Non ! La chose, c’est que le film a été terminé au printemps passé, je suis revenu à Montréal pour le finir tranquillement. Il y avait tellement de versions à finaliser : la copie 35mm, la version Dolby, la version 3D, IMAX, tout ça… Faut se rappeler que Ridley n’a fait que deux films cette année ! (rires) Il est toujours très occupé. Je n’oserais pas le déranger, et je n’étais pas en contact avec lui dernièrement. Je sais que Ridley a caressé le rêve de s’attaquer à Dune (NDLR : le producteur Dino De Laurentiis lui avait proposé Dune avant David Lynch), j’aurais bien aimé avoir son avis sur le film, c'est vrai.
Le film réclame une suite, la série télé est en projet… Est-ce que vous vous voyez devenir LE cinéaste de Dune ? Ne plus faire que cela, ensuite
Non, non. Je me suis engagé à faire un premier film en deux parties. Dune : Partie Un, et Dune : Partie Deux. Voilà. C’est mon désir de faire ce grand film, après, on verra. Ça demande beaucoup de temps et d’énergie, et ensuite on verra. J’ai d’autres projets qui sont importants pour moi. S’il y a un troisième Dune, ce sera peut-être pour plus tard. Si jamais ça arrive, on verra. La priorité va être la deuxième partie, et après… La série télé, c’est quelque chose que je regarde de loin. Je suis moins familier avec le monde des séries. La série Dune est un projet absolument magnifique, mais je ne sais pas encore quel sera mon degré d’implication. Ma priorité, c’est le deuxième film. Après ça… j’ai d’autres projets prêts à démarrer. Je ne me vois pas faire seulement Dune dans les quinze prochaines années. (rires) J’ai d’autres désirs qui ont besoin de voir le jour.

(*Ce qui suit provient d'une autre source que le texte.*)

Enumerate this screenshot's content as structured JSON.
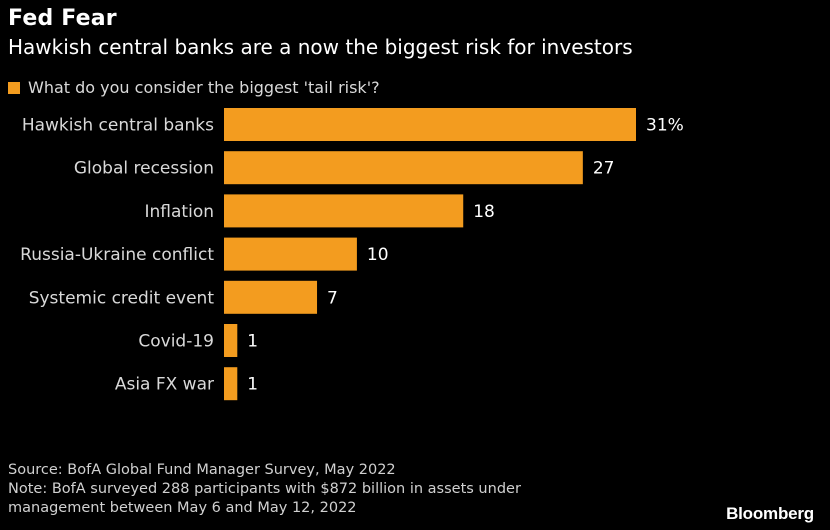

Donc, on n’est pas obligé de rester prisonnier de Dune.
Exactement. Ceci dit, c’était un tel privilège de pouvoir le porter à l’écran… une énorme responsabilité, mais un énorme privilège. Et ce sera encore un privilège de tourner la suite. Le Messie de Dune pourrait vraiment donner un film magnifique, donc… Mais ça commence à être trop gros de penser à tout cela en même temps. Je suis monomaniaque. Je travaille sur un projet à la fois, je mets tout mon énergie dedans. J’ai un rythme un peu particulier.
Bon, et bien merci Denis, j’arrive à la fin du temps imparti, mais on me dit que j’ai droit à une toute dernière question… C’est un détail, mais à la toute fin du générique, vous remerciez Craig Mazin. (NDLR : le créateur de Tchernobyl) Pourquoi ?

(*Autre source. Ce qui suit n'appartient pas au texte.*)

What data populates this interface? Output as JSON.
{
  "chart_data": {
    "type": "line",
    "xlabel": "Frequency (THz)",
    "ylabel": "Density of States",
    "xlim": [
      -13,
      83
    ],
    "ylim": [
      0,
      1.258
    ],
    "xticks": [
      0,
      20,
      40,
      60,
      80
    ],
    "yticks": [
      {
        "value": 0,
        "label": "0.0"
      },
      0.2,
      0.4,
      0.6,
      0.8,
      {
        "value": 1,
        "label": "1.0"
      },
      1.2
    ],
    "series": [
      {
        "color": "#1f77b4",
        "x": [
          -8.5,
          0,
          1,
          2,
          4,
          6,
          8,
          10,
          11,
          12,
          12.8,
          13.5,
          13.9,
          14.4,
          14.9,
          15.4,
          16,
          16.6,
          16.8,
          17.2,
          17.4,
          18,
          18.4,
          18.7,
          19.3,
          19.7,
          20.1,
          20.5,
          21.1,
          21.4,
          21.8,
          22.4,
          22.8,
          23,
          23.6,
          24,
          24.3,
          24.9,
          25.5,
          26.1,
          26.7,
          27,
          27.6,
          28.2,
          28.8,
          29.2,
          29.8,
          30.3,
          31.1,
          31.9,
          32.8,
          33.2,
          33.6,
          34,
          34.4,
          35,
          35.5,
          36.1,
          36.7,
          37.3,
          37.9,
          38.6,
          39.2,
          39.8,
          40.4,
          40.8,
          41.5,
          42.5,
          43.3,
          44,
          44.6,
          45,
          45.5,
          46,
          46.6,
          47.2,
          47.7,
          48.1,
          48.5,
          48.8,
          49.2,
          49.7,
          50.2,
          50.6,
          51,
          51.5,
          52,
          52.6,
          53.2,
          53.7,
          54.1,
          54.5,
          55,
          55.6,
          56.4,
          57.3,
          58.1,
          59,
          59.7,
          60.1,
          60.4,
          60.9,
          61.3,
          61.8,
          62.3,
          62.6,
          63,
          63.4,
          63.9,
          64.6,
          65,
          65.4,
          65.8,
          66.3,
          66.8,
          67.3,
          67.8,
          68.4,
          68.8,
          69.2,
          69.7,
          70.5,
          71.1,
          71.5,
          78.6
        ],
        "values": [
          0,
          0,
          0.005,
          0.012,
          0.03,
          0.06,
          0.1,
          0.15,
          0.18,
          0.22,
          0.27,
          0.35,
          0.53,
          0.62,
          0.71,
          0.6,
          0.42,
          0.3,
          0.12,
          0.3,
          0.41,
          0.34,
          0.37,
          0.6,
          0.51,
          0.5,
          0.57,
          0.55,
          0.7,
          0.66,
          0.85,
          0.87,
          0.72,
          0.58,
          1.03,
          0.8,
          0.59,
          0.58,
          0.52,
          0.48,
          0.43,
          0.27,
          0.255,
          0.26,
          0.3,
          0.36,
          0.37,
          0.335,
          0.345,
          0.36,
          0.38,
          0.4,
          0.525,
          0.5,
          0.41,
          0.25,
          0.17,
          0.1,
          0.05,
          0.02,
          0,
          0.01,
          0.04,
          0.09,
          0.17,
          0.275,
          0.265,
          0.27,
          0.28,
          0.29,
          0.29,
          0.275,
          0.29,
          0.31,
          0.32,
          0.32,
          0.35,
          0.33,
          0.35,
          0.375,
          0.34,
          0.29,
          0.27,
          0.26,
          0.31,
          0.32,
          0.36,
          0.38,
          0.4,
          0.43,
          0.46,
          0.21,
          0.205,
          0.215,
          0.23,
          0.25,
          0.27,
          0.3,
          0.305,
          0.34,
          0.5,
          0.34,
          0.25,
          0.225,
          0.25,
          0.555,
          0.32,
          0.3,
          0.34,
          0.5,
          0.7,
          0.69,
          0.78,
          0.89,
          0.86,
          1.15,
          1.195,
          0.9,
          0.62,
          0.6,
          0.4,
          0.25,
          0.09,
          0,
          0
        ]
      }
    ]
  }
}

Dans le processus de scénarisation, pour arriver à "cracker" le script que j’ai co-écrit avec Eric Roth et Jon Spaiths, Craig m’a donné des conseils très bienveillants. On a vécu une très belle amitié. J’avais envie de brainstormer avec des gens extérieurs, et il a vraiment donné de beaux conseils, très pertinents. Il m’a aidé à achever la scénarisation du film. Il a donné beaucoup de son temps, avec beaucoup de patience. J’ai décidé de le remercier dans le film. D’autres scénaristes et cinéastes, comme Guillermo Del Toro, nous ont donné du temps, et il fallait que je le reconnaisse. C’était important pour moi. Il y a un rapport d’amitié dans la collaboration, une joie collective. Et Craig a fait partie de ce collectif.
Attendez, vous dites que Guillermo Del Toro a participé à Dune ?
(l'image se fige un instant, Denis reste silencieux) Bon, merci beaucoup ! Ça m'a fait plaisir de vous parler.